Samstag, 19. März 2016

Haltung bewahren



Der Wert des Menschen

Thierry Taugourdeau ist 51 Jahre alt. Er lebt mit seiner Frau und seinem geistig behinderten Sohn in einer Eigentumswohnung. Sein bodenständiges Leben ist jedoch zur Zeit keines mehr. Thierry ist seit fast 2 Jahren arbeitslos. Der titelgebende Wert des Menschen sinkt für ihn Tag um Tag. In seinem minimalistischen Sozialdrama schildert Regisseur Stéphane Brizé die Entbehrungen, eines ungebrauchten Mannes in den Mühlen der modernen, optimierten Arbeitswelt. Der Wert des Menschen begeht dabei nicht den Fehler einen großen Aufschrei provozieren zu wollen, oder pauschale Vorverurteilungen auszusprechen, sondern arbeitet sich langsam am Verfall des eigenen Selbstvertrauens ab. So begleiten wir Thierry beim Bewerbertraining, bei Terminen auf Ämtern und Banken und sehen, wie er langsam des Kampfes um Anerkennung müde wird. Als er schließlich einen neuen, minderwertigen Job ergattern kann, prasseln andere zermürbende Situationen auf ihn ein. Mittels einer starren Kamera und langen sowie trostlosen Einstellungen verbildlicht Der Wert des Menschen die zunehmende persönliche und soziale Wertlosigkeit des Protagonisten. Durch das Fehlen jeglicher musikalischer Untermalung (mit Ausnahme einiger Songs, die von Akteuren (an)gespielt werden) dringen Bildsprache und Schauspiel noch viel ungefilterter an das Publikum heran.

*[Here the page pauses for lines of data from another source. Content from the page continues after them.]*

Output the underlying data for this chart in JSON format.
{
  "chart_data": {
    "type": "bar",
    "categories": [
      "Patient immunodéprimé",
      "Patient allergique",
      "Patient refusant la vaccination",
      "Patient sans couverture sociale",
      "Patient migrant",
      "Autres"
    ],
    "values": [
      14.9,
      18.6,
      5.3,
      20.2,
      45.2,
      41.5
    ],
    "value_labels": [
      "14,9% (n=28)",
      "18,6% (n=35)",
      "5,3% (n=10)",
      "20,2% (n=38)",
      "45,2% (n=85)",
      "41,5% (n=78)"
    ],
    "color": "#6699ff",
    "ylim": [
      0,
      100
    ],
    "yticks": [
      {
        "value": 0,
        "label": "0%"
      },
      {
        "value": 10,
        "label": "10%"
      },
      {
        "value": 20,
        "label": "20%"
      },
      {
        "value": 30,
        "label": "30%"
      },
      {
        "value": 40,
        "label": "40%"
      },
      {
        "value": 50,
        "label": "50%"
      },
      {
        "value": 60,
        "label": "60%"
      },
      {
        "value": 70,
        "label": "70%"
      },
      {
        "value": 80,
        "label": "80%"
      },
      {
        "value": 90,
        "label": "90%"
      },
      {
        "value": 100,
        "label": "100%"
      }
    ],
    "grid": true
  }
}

Für diese stille aber präzise Leistung konnte Hauptdarsteller Vincent Lindon den Cesar und den Schauspielpreis beim Filmfestival in Cannes gewinnen. Seine realistische Verkörperung eines Mannes, der stets Unwägbarkeiten zu Schlucken hat, von dem aber selbst nur Konformität erwartet wird, legt den Charakter zusätzlich nachvollziehbar an. Der Wert des Menschen verlangt dem Zuschauer einiges ab. Der Film ist definitiv kein Feel-Good-Movie. Die halbdokumentarischen, teils sehr langwierigen Szenen werden definitiv nicht nur auf Anklang stoßen. Thematik und Umsetzung sind, obwohl jederzeit glaubwürdig, sperrig und schwer zugänglich. Erst gegen Ende der 93 Minuten Laufzeit kommt verstärkt Spannung auf, wenn die ohnehin schon triste Atmosphäre des Films noch zusätzlich bedrückender wird. Dennoch wird Der Wert des Menschen ein kleines und interessiertes Publikum mit Sicherheit für sich gewinnen werden. Wer die schlechte deutsche Synchronisation des französischen Originals ignoriert, bekommt einen ungewöhnlichen Arthousefilm zu sehen, der zeigt, dass es nicht nur Geld und Zeit sind, die den eigentlichen Wert des Menschen ausmachen.